Cet article est par ailleurs particulièrement problématique sur le fond car au lieu d'inciter les médecins à s'interroger sur leurs pratiques, à remettre en question en permanence leurs connaissances pour les actualiser, il incite à une seule chose : suivre des recommandations élaborées par les « experts ».
Quand on sait l'influence de l'industrie pharmaceutique à tous les niveaux de responsabilité de notre système de santé, développer de telles positions dans cet article,  ne cherche qu'à renforcer ce qui se faisait jusqu'à présent.
Or l'affaire récente du Médiator nous a montré de façon criante qu'il est urgent que les médecins  ne se laissent plus dicter leurs conduites thérapeutiques par ces experts manipulés par l'industrie pharmaceutique.

Cependant, on ne s'étonnera donc pas des propos rapportés récemment sur un forum de réflexion de nos pratiques , par une consœur au sortir d'une réunion :
"...aucun des médecins présents ne savait que l'HAS ne recommande pas de dépistage (dosage des PSA ) !!!! pour tous, la question de l'intérêt du dépistage ne se pose pas.
La première (et seule) réaction qu'ils ont eu quand je les ai informés de la position de l'HAS c'est "ce n'est pas normal, ça a du être truqué, la CPAM ne veut probablement pas payer pour le dépistage, les salauds" …

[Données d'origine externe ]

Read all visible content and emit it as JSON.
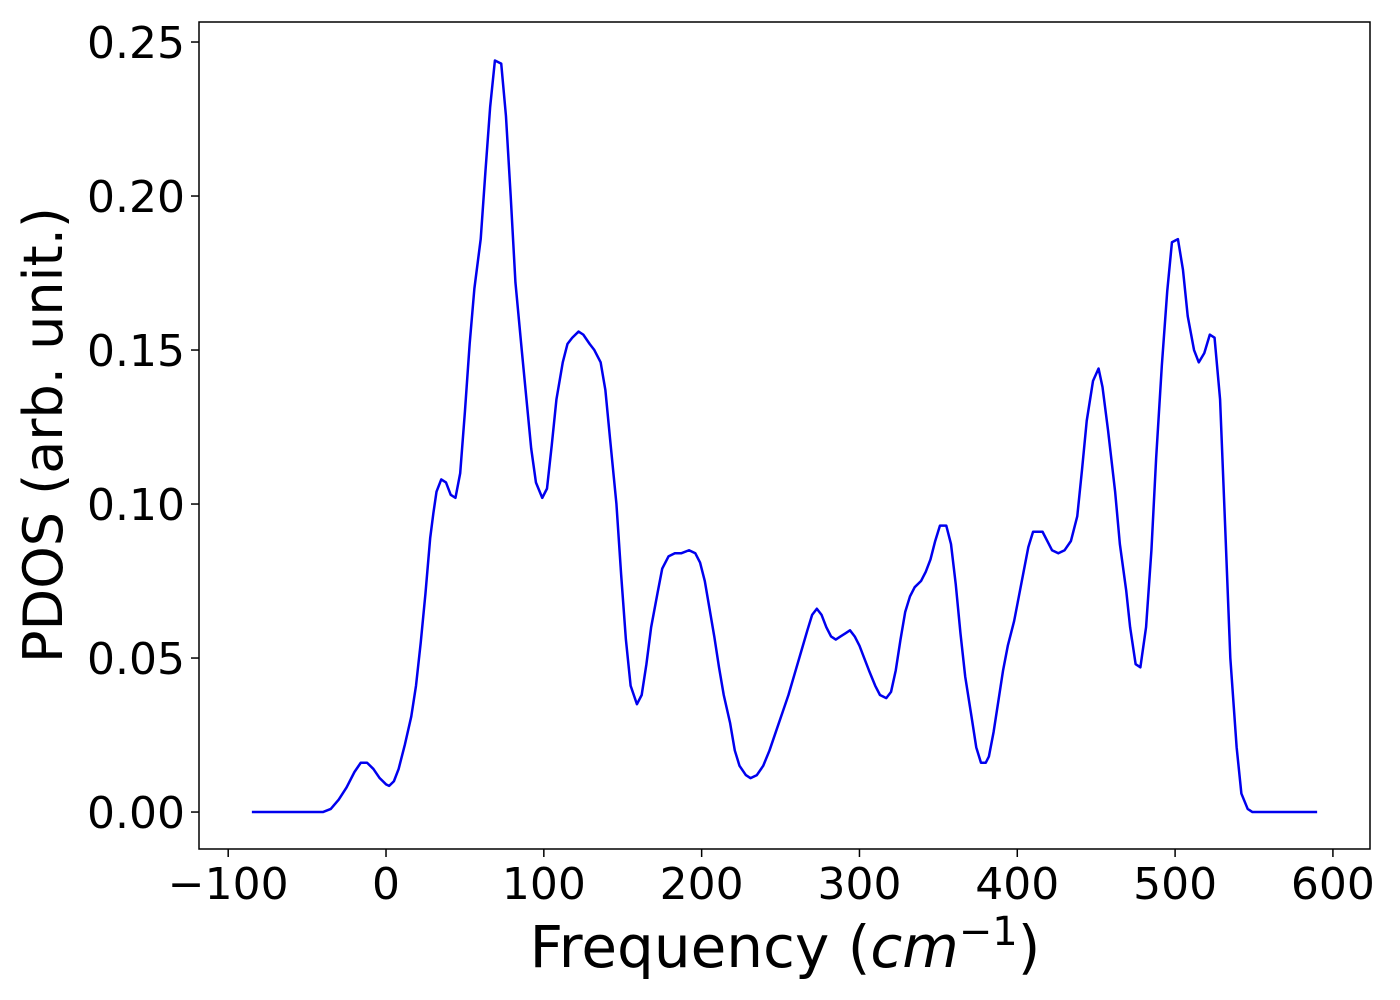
{
  "chart_data": {
    "type": "line",
    "ylabel": "PDOS (arb. unit.)",
    "xlabel": [
      "Frequency (",
      "cm",
      "−1",
      ")"
    ],
    "color": "#0000ee",
    "xlim": [
      -118.5,
      623.5
    ],
    "ylim": [
      -0.012,
      0.2565
    ],
    "xticks": [
      {
        "value": -100,
        "label": "−100"
      },
      0,
      100,
      200,
      300,
      400,
      500,
      600
    ],
    "yticks": [
      {
        "value": 0,
        "label": "0.00"
      },
      {
        "value": 0.05,
        "label": "0.05"
      },
      {
        "value": 0.1,
        "label": "0.10"
      },
      {
        "value": 0.15,
        "label": "0.15"
      },
      {
        "value": 0.2,
        "label": "0.20"
      },
      {
        "value": 0.25,
        "label": "0.25"
      }
    ],
    "x": [
      -85,
      -40,
      -35,
      -30,
      -25,
      -20,
      -16,
      -12,
      -8,
      -4,
      0,
      2,
      5,
      8,
      12,
      16,
      19,
      22,
      25,
      28,
      30,
      32,
      35,
      38,
      41,
      44,
      47,
      50,
      53,
      56,
      60,
      63,
      66,
      69,
      73,
      76,
      79,
      82,
      86,
      89,
      92,
      95,
      99,
      102,
      105,
      108,
      112,
      115,
      118,
      122,
      125,
      129,
      132,
      136,
      139,
      142,
      146,
      149,
      152,
      155,
      159,
      162,
      165,
      168,
      172,
      175,
      179,
      183,
      187,
      192,
      196,
      199,
      202,
      205,
      208,
      211,
      214,
      218,
      221,
      224,
      228,
      231,
      235,
      239,
      243,
      247,
      251,
      255,
      259,
      263,
      267,
      270,
      273,
      276,
      279,
      282,
      285,
      288,
      291,
      294,
      297,
      300,
      303,
      306,
      310,
      313,
      317,
      320,
      323,
      326,
      329,
      332,
      335,
      339,
      342,
      345,
      348,
      351,
      355,
      358,
      361,
      364,
      367,
      371,
      374,
      377,
      380,
      382,
      385,
      388,
      391,
      394,
      398,
      401,
      404,
      407,
      410,
      416,
      419,
      422,
      426,
      430,
      434,
      438,
      441,
      444,
      448,
      451.5,
      454,
      457.5,
      462,
      465,
      469,
      471.5,
      475,
      478,
      481.6,
      485,
      488,
      491.6,
      495,
      498,
      501.8,
      505,
      508,
      512,
      515,
      518.5,
      522,
      525,
      528.5,
      531.7,
      535,
      539,
      542,
      546,
      549,
      590
    ],
    "values": [
      0,
      0,
      0.001,
      0.004,
      0.008,
      0.013,
      0.016,
      0.016,
      0.014,
      0.011,
      0.009,
      0.0085,
      0.01,
      0.014,
      0.022,
      0.031,
      0.041,
      0.055,
      0.071,
      0.089,
      0.097,
      0.104,
      0.108,
      0.107,
      0.103,
      0.102,
      0.11,
      0.13,
      0.152,
      0.17,
      0.186,
      0.208,
      0.229,
      0.244,
      0.243,
      0.226,
      0.2,
      0.172,
      0.15,
      0.134,
      0.118,
      0.107,
      0.102,
      0.105,
      0.119,
      0.134,
      0.146,
      0.152,
      0.154,
      0.156,
      0.155,
      0.152,
      0.15,
      0.146,
      0.137,
      0.121,
      0.1,
      0.077,
      0.056,
      0.041,
      0.035,
      0.038,
      0.048,
      0.06,
      0.071,
      0.079,
      0.083,
      0.084,
      0.084,
      0.085,
      0.084,
      0.081,
      0.075,
      0.066,
      0.057,
      0.047,
      0.038,
      0.029,
      0.02,
      0.015,
      0.012,
      0.011,
      0.012,
      0.015,
      0.02,
      0.026,
      0.032,
      0.038,
      0.045,
      0.052,
      0.059,
      0.064,
      0.066,
      0.064,
      0.06,
      0.057,
      0.056,
      0.057,
      0.058,
      0.059,
      0.057,
      0.054,
      0.05,
      0.046,
      0.041,
      0.038,
      0.037,
      0.039,
      0.046,
      0.056,
      0.065,
      0.07,
      0.073,
      0.075,
      0.078,
      0.082,
      0.088,
      0.093,
      0.093,
      0.087,
      0.074,
      0.058,
      0.044,
      0.031,
      0.021,
      0.016,
      0.016,
      0.018,
      0.026,
      0.036,
      0.046,
      0.054,
      0.062,
      0.07,
      0.078,
      0.086,
      0.091,
      0.091,
      0.088,
      0.085,
      0.084,
      0.085,
      0.088,
      0.096,
      0.111,
      0.127,
      0.14,
      0.144,
      0.138,
      0.124,
      0.104,
      0.087,
      0.072,
      0.06,
      0.048,
      0.047,
      0.06,
      0.085,
      0.115,
      0.145,
      0.169,
      0.185,
      0.186,
      0.176,
      0.161,
      0.15,
      0.146,
      0.149,
      0.155,
      0.154,
      0.134,
      0.093,
      0.05,
      0.021,
      0.006,
      0.001,
      0,
      0
    ]
  }
}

Ainsi, même quand la HAS prend des positions conformes aux données de la science (ce qui n'est pas le cas pour toutes les recommandations comme nous l'avons vu plus haut), beaucoup de médecins restant sous influence n'ont plus la capacité de faire la part entre « le bon grain et l’ivraie »

Docteur MG

Illustration : Sur l'image du haut on voit une bille s'éloigner en ligne droite depuis le centre d'un disque en rotation vers la bordure, c'est le point de vue d'un observateur extérieur. Sur celle du bas, on note la trajectoire parcourue par cette même bille sur le disque, c'est le point de vue du repère en rotation.